USE IPTABLES TO COUNT BANDWIDTH USAGE

One little-known feature of iptables is that, in addition to using it to protect your Linux system from outside menaces, you can also use it to count bandwidth usage. A new logging feature of iptables allows you to log the number of packets that match a particular rule. With this, you can use iptables to count the amount of bandwidth that a system uses. For example, use iptables to add the following two rules:

# iptables -A OUTPUT -p tcp --dport 80 -j LOG

# iptables -A OUTPUT -p tcp --dport 443 -j LOG

This tells iptables to log the number of packets hitting the OUTPUT chain with the TCP protocol destined for ports 80 and 443 (HTTP and HTTPS). To observe the number of packets transferred, you can use:

# iptables -L -v

This displays all of the rules for the available chains.
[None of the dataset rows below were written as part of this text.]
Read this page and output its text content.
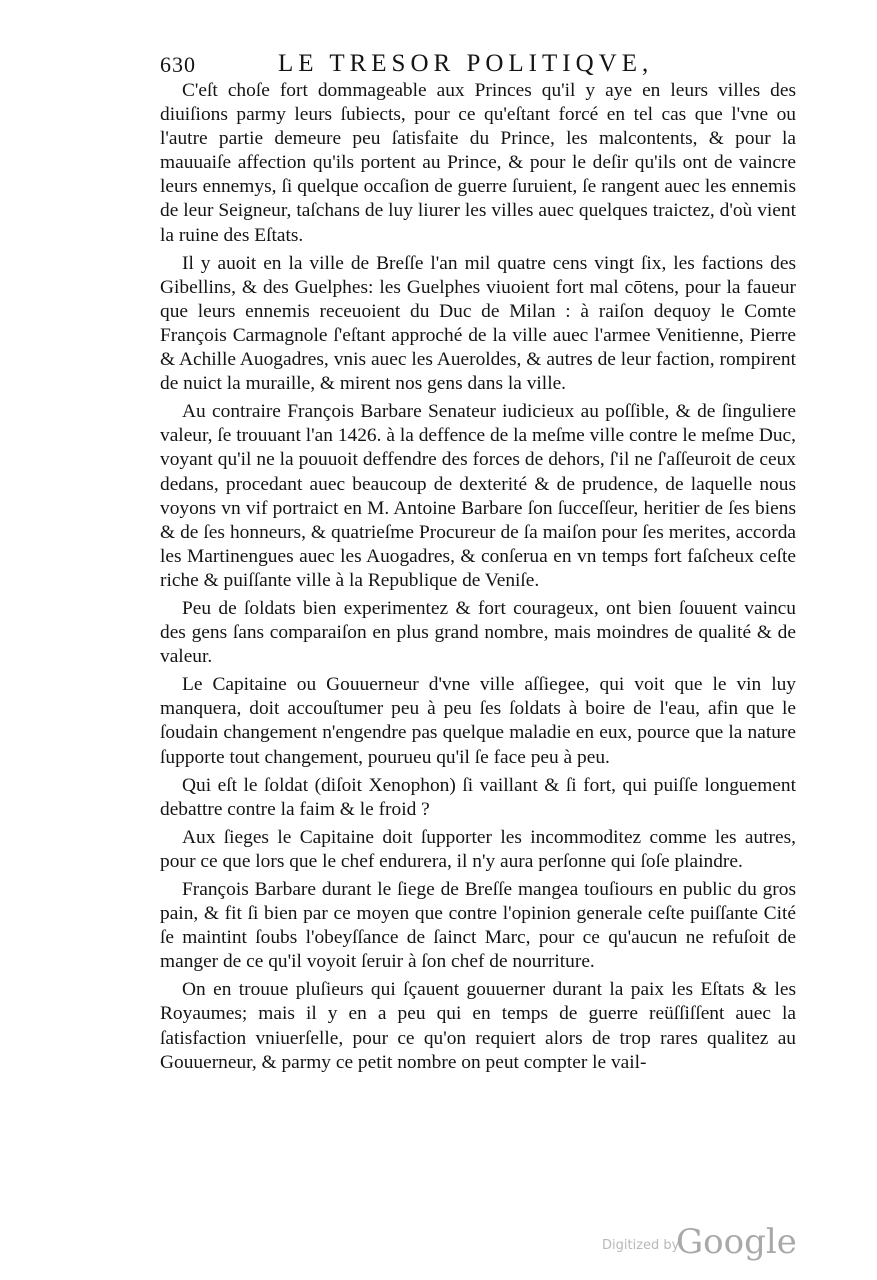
630	LE TRESOR POLITIQVE,

C'eſt choſe fort dommageable aux Princes qu'il y aye en leurs villes des diuiſions parmy leurs ſubiects, pour ce qu'eſtant forcé en tel cas que l'vne ou l'autre partie demeure peu ſatisfaite du Prince, les malcontents, & pour la mauuaiſe affection qu'ils portent au Prince, & pour le deſir qu'ils ont de vaincre leurs ennemys, ſi quelque occaſion de guerre ſuruient, ſe rangent auec les ennemis de leur Seigneur, taſchans de luy liurer les villes auec quelques traictez, d'où vient la ruine des Eſtats.

Il y auoit en la ville de Breſſe l'an mil quatre cens vingt ſix, les factions des Gibellins, & des Guelphes: les Guelphes viuoient fort mal cōtens, pour la faueur que leurs ennemis receuoient du Duc de Milan : à raiſon dequoy le Comte François Carmagnole ſ'eſtant approché de la ville auec l'armee Venitienne, Pierre & Achille Auogadres, vnis auec les Aueroldes, & autres de leur faction, rompirent de nuict la muraille, & mirent nos gens dans la ville.

Au contraire François Barbare Senateur iudicieux au poſſible, & de ſinguliere valeur, ſe trouuant l'an 1426. à la deffence de la meſme ville contre le meſme Duc, voyant qu'il ne la pouuoit deffendre des forces de dehors, ſ'il ne ſ'aſſeuroit de ceux dedans, procedant auec beaucoup de dexterité & de prudence, de laquelle nous voyons vn vif portraict en M. Antoine Barbare ſon ſucceſſeur, heritier de ſes biens & de ſes honneurs, & quatrieſme Procureur de ſa maiſon pour ſes merites, accorda les Martinengues auec les Auogadres, & conſerua en vn temps fort faſcheux ceſte riche & puiſſante ville à la Republique de Veniſe.

Peu de ſoldats bien experimentez & fort courageux, ont bien ſouuent vaincu des gens ſans comparaiſon en plus grand nombre, mais moindres de qualité & de valeur.

Le Capitaine ou Gouuerneur d'vne ville aſſiegee, qui voit que le vin luy manquera, doit accouſtumer peu à peu ſes ſoldats à boire de l'eau, afin que le ſoudain changement n'engendre pas quelque maladie en eux, pource que la nature ſupporte tout changement, pourueu qu'il ſe face peu à peu.

Qui eſt le ſoldat (diſoit Xenophon) ſi vaillant & ſi fort, qui puiſſe longuement debattre contre la faim & le froid ?

Aux ſieges le Capitaine doit ſupporter les incommoditez comme les autres, pour ce que lors que le chef endurera, il n'y aura perſonne qui ſoſe plaindre.

François Barbare durant le ſiege de Breſſe mangea touſiours en public du gros pain, & fit ſi bien par ce moyen que contre l'opinion generale ceſte puiſſante Cité ſe maintint ſoubs l'obeyſſance de ſainct Marc, pour ce qu'aucun ne refuſoit de manger de ce qu'il voyoit ſeruir à ſon chef de nourriture.

On en trouue pluſieurs qui ſçauent gouuerner durant la paix les Eſtats & les Royaumes; mais il y en a peu qui en temps de guerre reüſſiſſent auec la ſatisfaction vniuerſelle, pour ce qu'on requiert alors de trop rares qualitez au Gouuerneur, & parmy ce petit nombre on peut compter le vail-

Digitized by
Google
Examining this allows you to look at the OUTPUT chain and specifically at the pkts and bytes columns. This tells you the number of packets and bytes sent to ports 80 and 443 so that you have an idea of how much Web traffic is going out. To get an accurate accounting, you would also use:

# iptables -A INPUT -p tcp --sport 80 -j LOG

# iptables -A INPUT -p tcp --sport 443 -j LOG

This logs all incoming packets from source ports 80 and 443. Now you can add the numbers together to see how many packets and bytes are coming in and going out on the HTTP and HTTPS ports.